И вдруг снова по правому борту, на очередной косе опять совсем близко еще мужчина. Он лежит в спокойной позе на боку, головой к воде, почти у самой ее кромки, на куче лапника. Под головой вещмешок. Одна рука под щекой, другая лежит вдоль тела. Мужчина белокур и тоже коротко стрижен, он моложе первого. На нем полинявшая, почти песочного цвета гимнастерка; галифе выглядят куда новее, чуть согнутые в коленях ноги обуты в кирзовые сапоги, одна портянка вылезает из-за голенища.

И опять мы проплыли совсем близко; а дальше все та же таежная река, тот же лес.

Вдруг опять человек на косе. Это парень лет восемнадцати, стриженый, шатен. На нем ватник, заляпанный кое-где глиной, будто парень только что шел по слякоти. Брезентовые штаны еще грязнее, и сапоги грязные. Парень сидит лицом к реке, вытянув ноги к воде и, подложив для жесткости вещмешок, что-то пишет. Он склонился к бумаге, словно ему не хватает света, так что лица толком не разглядеть. Вроде, нос крупный, брови светлые, голова кажется маленькой, потому что шея длинная. Уши большие, но не оттопыренные. Вот и все - сразу полутьма.

Полутьма. Капли дождя по брезенту. Три смутно видимых фигуры: одна лежит, две сидят. Голос молоденький, ломающийся: «Действительность в несколько месяцев смяла, раздавила удушающей своей обыденностью. Я был готов к самому сложному, к самому трудному. Но трагедия оказалась в том, что жизнь не сложнее, а мельче, упрощенней, чем представлялось. Она выматывает силы жутким унизительным для человека однообразием. А люди! Господи, я плевал на героев, героев выдумывают плохие писатели, но хотя бы одна уважающая себя особь! Копошатся в собственном склизком дерьмеце, посильно оттирая ближнего своего от корыта. Семейное сожительство называется у них любовью, житейская прозорливость – мудростью, павианье чванство – гордостью. Вы, конечно, усмехаетесь: вот, мол, еще одна трагедия личности. Пронеси судьба стать очередной жертвой «земли несовершенства»! Я нисколько не лучше, а скорее всего хуже прочих, хотя бы тем, что испорчен печатными бреднями вселенских шизофреников. Наверное поэтому среда и выталкивает меня, как чужеродное тело».
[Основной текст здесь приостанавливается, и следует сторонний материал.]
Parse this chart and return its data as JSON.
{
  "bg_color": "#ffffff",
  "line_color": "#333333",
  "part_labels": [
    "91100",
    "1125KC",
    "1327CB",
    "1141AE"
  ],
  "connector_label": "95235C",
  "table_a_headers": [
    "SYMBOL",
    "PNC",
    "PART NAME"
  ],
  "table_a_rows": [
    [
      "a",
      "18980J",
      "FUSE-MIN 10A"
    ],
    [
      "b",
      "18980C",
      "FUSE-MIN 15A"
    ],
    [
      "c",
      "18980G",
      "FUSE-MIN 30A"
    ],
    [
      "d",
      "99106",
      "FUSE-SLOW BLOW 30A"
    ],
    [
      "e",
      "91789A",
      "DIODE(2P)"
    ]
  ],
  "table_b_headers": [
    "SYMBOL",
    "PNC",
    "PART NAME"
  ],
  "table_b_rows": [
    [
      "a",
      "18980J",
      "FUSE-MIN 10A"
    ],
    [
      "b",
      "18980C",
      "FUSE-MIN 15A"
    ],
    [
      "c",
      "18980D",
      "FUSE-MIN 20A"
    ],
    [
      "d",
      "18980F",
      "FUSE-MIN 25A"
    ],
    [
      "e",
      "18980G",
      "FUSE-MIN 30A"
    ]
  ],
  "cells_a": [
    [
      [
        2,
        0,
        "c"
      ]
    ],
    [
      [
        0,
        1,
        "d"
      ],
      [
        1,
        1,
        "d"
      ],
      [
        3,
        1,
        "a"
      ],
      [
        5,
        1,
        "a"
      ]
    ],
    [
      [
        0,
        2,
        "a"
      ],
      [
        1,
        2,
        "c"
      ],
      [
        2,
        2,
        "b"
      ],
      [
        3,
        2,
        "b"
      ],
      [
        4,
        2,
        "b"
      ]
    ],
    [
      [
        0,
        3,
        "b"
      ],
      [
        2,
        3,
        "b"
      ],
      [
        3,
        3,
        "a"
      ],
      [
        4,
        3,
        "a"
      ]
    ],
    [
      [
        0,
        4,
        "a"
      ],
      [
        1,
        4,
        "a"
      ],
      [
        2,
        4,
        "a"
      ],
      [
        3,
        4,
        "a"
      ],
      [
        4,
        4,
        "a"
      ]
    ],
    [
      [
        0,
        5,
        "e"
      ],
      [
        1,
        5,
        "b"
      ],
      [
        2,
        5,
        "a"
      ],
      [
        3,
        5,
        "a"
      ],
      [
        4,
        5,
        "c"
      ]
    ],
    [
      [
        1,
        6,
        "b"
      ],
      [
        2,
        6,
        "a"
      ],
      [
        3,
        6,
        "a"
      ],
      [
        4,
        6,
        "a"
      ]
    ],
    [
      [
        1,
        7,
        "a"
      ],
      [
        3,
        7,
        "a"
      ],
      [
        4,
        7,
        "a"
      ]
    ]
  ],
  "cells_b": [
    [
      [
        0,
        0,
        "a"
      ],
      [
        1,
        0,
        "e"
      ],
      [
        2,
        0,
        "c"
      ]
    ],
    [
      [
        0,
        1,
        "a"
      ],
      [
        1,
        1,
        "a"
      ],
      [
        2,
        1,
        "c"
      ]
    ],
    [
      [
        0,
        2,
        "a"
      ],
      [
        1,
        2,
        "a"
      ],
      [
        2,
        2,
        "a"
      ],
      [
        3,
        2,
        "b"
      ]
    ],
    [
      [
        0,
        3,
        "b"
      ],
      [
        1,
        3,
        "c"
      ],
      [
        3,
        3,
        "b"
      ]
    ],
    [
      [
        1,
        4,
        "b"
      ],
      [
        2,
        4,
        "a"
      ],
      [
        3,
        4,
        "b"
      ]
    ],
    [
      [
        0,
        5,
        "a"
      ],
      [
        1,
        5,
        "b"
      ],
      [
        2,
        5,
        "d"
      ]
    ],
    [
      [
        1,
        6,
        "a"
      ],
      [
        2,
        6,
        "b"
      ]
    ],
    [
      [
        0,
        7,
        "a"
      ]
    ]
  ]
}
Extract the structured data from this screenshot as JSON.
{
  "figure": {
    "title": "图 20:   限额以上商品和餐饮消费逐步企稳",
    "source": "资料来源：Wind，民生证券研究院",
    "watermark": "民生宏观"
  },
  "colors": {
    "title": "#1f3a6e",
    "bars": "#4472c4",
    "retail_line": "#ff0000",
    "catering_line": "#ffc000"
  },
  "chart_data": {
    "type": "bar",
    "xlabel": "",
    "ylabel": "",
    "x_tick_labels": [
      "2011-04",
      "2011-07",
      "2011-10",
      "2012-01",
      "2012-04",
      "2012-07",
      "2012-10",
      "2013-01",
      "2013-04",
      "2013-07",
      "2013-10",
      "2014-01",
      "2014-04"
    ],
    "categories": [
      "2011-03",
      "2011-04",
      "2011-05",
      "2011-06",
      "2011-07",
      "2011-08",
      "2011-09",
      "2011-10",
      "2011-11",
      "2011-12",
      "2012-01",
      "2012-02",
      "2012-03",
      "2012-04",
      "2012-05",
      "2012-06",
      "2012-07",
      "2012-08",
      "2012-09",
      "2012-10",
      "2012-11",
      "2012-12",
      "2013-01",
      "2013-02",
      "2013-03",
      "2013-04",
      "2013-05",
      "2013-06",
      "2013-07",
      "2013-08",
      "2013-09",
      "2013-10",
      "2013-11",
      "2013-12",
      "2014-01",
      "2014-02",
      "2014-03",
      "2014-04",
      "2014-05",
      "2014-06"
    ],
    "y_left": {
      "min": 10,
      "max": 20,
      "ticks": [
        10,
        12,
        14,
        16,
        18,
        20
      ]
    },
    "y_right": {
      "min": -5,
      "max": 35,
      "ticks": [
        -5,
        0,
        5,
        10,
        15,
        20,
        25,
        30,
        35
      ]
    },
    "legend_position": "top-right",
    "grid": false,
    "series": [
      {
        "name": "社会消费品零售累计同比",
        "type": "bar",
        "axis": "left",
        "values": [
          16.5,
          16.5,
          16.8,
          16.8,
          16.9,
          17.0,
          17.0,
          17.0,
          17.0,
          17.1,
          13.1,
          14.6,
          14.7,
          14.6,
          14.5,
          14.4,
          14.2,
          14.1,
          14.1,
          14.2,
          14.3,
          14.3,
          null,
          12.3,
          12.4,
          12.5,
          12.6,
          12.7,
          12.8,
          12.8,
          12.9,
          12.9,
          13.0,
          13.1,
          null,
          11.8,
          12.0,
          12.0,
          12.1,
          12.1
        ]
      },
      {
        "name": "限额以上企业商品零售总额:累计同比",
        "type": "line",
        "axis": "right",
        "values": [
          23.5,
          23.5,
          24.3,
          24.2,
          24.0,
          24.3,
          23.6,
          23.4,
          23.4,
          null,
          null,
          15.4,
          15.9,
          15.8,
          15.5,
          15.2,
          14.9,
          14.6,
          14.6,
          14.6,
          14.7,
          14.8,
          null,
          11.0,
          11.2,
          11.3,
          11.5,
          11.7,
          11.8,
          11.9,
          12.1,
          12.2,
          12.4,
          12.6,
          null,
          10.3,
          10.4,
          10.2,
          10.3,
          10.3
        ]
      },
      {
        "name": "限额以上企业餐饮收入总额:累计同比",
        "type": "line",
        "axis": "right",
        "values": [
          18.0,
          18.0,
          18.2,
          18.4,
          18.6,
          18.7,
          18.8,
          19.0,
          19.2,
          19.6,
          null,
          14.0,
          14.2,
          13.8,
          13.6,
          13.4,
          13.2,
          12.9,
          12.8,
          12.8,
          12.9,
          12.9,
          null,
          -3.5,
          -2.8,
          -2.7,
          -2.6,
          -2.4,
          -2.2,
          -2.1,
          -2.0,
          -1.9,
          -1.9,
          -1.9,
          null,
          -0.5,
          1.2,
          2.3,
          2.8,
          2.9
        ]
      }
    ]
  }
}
Пока голос читает, наши глаза постепенно привыкают к полутьме. Свет проникает в палатку через затянутое марлей оконце. В палатке трое. Мы уже видели их на реке. Мужчина лет под пятьдесят, сидя по-турецки, пришивает кармашек к вещмешку. Кармашков этих нашито у него много. Другой, лет тридцати, довольно громко храпит. Самый младший, сидя напротив них, пишет.

У старшего из троих лицо примечательное: сплюснутое с боков как-то неестественно, кожа на лице беловатая, в каких-то пятнах; глаза маленькие, нижние веки оттянуты вниз, словно и не глаза, а треугольные щелочки; нос сплюснутый маленький и рот маленький, а губы тонкие и бескровные. На щеках и бороде ни следов растительности.

Того, что спит, разглядеть сложно. Русая бородка, крупные черты лица, похоже, большие глаза. Он весь крупен и занимает много места. От позы ли, от черт лица ли – от всего веет каким-то удалым безволием. Один раз он, вроде, проснулся, посмотрел на сидящих мутными глазами, хлебнул из лежащей в изголовии фляжки и опять рухнул головой на мешок, будто и не просыпался.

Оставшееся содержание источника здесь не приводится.